George Soros: President Trump Is Trying to ‘Establish a Mafia State’

george soros

Billionaire speculator and social activist George Soros came out swinging at Donald Trump at the World Economic Forum in Davos Thursday, accusing the U.S. President of trying to turn the country into a “mafia state.”

“I find the current moment in history rather painful,” Soros stated in his remarks. “In the United States, President Trump would like to establish a mafia state but he can’t, because the Constitution, other institutions, and a vibrant civil society won’t allow it.”

The left-wing billionaire also said that “the United States is set on a course toward nuclear war by refusing to accept that North Korea has become a nuclear power.”

“Not only the survival of open society, but the survival of our entire civilization is at stake,” he said. “The rise of leaders such as Kim Jong-Un in North Korea and Donald Trump in the US have much to do with this.”

In his address, Soros said that he considers the Trump administration “a danger to the world,” while insisting, however, that it is “a purely temporary phenomenon that will disappear in 2020, or even sooner.”

“I give President Trump credit for motivating his core supporters brilliantly, but for every core supporter, he has created a greater number of core opponents who are equally strongly motivated. That is why I expect a Democratic landslide in 2018,” he said.

Along with the danger of nuclear war with North Korea, Soros said that he fears climate change, and once again blames Trump for the lack of political will to implement the necessary measures to contain it.

“The other major threat to the survival of our civilization is climate change, which is also a growing cause of forced migration,” Soros said.

“I don’t want to go into details on climate change either because it is well known what needs to be done,” he said. “We have the scientific knowledge; it is the political will that is missing, particularly in the Trump administration.”

Soros said that whereas in the past he had focused his economic might on “the so-called developing world,” now he was targeting “the United States and Europe” in an effort to influence the course of these societies.

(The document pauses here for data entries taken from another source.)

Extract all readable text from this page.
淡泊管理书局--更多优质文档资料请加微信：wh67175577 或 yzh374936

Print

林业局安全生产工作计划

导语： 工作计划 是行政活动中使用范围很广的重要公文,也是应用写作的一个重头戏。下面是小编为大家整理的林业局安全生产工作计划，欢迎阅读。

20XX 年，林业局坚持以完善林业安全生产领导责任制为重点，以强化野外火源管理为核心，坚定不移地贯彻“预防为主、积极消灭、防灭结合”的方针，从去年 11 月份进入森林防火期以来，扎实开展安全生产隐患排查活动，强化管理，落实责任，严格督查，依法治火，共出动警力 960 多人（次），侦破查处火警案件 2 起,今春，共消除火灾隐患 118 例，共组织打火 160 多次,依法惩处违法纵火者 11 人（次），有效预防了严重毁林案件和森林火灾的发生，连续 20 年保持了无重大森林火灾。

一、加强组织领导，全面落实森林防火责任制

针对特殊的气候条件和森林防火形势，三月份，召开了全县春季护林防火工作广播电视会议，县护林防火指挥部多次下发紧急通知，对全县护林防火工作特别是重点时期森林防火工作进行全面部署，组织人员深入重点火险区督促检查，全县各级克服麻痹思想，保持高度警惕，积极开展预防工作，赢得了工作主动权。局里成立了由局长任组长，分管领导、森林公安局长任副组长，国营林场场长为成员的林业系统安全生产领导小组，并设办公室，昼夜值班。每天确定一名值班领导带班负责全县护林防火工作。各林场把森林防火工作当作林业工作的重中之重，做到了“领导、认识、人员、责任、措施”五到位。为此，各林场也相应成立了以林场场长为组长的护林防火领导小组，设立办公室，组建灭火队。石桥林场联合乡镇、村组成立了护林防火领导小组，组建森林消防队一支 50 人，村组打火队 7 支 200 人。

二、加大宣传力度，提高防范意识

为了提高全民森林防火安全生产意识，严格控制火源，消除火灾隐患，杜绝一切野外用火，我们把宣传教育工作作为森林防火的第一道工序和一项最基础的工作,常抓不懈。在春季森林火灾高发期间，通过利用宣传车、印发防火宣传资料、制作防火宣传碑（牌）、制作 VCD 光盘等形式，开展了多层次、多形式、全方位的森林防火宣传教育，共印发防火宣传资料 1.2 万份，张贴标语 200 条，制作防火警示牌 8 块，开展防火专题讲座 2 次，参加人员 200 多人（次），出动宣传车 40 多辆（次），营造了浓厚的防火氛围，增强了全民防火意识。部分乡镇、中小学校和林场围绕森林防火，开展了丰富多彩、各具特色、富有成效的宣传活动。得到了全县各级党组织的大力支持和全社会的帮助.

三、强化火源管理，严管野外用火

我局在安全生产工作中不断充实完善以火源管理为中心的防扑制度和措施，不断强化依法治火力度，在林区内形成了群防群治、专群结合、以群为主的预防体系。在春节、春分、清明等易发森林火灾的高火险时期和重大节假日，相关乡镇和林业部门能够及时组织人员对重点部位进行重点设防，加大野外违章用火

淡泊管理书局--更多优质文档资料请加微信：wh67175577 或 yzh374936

Our current aim, he said, “is to help save the European Union in order to radically reinvent it.”

“The EU used to enjoy the enthusiastic support of the people of my generation, but that changed after the financial crisis of 2008. The EU lost its way because it was governed by outdated treaties and a mistaken belief in austerity policies,” he said.

“As a consequence, a large proportion of the current generation has come to regard the European Union as its enemy,” Soros said, citing the examples of Great Britain, Poland and Hungary. “In several other countries anti-European parties are on the rise. In Austria, they are in the governing coalition and the fate of Italy will be decided by the elections in March,” he said.

Central European nations have, in fact, been the most vocal opponents of Soros’s interventionism, and the Hungarian government asserts that the progressive billionaire is behind the EU’s plans to open its borders to millions of Middle Eastern and African people through the institutionalization of mass migration.

“How can we prevent the European Union from abandoning its values?” Soros asked Thursday. “We need to reform it at every level: at the level of the Union itself, at the level of the member states and the level of the electorate. We are in a revolutionary period; everything is subject to change. The decisions taken now will determine the shape of the future,” he said.

Earlier this month, Soros said he would “fight back” against the “dominant ideology” of nationalism, while lamenting that the European Union is “on the verge of a breakdown.”

Alluding to the collapse of the USSR, Soros said: “It’s déjà vu all over again with one big change — the dominant ideology in the world now is nationalism… It’s the EU that’s the institution that’s on the verge of a breakdown.”

“And Russia is now the resurgent power, based on nationalism,” he said.